Synthesis and Characterization of Nanocrystalline Fe(100−x)Ni(x) Alloy Powders by Auto-combustion and Hydrogen Reduction

Abstract

Nanocrystalline Fe90Ni10, Fe70Ni30 andFe50Ni50 alloy powders were successfully synthesized using a simple auto-combustion route followed by hydrogen reduction. The experimental work consisted of two steps, where the first step was auto-combustion and, the second step was reduction of the combusted powders. Citric acid was used as fuel during combustion, and citrate to nitrate ratio (C/N) was maintained at 0.3. NiFe2O4 and Fe2O3 phase formation occurred in obtained powders. Obtained powders were reduced in a hydrogen atmosphere at 700 °C/1 h for alloy formation.
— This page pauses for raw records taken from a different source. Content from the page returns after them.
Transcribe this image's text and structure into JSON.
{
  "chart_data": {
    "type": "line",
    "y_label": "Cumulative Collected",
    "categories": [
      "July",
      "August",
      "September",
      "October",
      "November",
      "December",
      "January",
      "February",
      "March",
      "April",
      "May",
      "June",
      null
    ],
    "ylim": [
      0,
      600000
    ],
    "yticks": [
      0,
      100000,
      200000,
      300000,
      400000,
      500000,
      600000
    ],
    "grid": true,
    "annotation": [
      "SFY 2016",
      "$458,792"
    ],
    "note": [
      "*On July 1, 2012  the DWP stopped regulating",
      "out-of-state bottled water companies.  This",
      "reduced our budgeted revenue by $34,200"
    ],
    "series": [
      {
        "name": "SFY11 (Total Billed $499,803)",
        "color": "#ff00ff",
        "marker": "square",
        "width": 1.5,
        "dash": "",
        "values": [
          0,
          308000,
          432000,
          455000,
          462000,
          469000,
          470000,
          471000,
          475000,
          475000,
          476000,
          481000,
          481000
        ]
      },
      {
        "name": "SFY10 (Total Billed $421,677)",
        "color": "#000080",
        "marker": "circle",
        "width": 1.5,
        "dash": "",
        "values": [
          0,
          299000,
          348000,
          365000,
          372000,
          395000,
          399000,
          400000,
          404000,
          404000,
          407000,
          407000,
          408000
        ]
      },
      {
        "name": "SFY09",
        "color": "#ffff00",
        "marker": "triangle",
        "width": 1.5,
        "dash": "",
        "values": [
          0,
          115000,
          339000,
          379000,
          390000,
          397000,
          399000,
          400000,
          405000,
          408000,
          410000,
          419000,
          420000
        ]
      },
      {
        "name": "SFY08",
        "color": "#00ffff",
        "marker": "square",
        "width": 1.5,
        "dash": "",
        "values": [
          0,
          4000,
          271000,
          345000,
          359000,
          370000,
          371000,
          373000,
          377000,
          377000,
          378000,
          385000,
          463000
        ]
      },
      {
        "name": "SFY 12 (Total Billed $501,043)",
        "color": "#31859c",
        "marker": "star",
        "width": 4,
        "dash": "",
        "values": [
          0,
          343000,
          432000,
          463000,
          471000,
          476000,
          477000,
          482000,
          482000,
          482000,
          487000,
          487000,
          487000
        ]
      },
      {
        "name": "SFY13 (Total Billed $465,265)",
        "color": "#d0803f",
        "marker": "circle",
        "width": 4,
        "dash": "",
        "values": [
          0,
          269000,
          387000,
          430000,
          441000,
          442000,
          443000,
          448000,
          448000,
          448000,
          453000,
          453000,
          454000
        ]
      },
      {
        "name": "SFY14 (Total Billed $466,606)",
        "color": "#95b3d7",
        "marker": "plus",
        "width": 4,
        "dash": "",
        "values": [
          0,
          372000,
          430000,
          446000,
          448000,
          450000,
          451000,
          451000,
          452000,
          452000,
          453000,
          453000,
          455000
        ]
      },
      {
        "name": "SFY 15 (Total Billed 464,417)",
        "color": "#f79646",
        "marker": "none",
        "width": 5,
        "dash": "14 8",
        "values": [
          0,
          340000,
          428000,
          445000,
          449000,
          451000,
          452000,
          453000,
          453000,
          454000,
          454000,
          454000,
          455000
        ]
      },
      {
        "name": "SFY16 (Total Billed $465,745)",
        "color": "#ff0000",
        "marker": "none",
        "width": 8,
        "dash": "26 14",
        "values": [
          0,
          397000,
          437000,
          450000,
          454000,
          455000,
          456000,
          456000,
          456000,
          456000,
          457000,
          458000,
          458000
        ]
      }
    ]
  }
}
X-ray diffraction results revealed the presence of BCC α-(Fe,Ni) and FCC γ-(Fe,Ni) phases in reduced powders. Rietveld refinement technique was used to confirm α-(Fe,Ni) and γ-(Fe,Ni) phases with Im-3 m and Fm-3 m space groups, respectively. The Fe50Ni50 powder has been found to have a single γ-(Fe,Ni) phase. Crystallite size of synthesized powders was calculated using the Scherrer equation and transmission electron microscopic analysis, which has been found < 50 nm. The nanocrystalline powders of all three compositions have shown soft magnetic nature with high saturation magnetization (Ms) and low coercivity (Hc). Effect of composition on the phase formation, microstructure and magnetic behavior was investigated. This rapid and simple process for attaining nanoparticles of Fe-Ni alloys with high Ms is expected to be useful in potent applications such as sensors, biomedical applications and electromagnetic wave absorbers.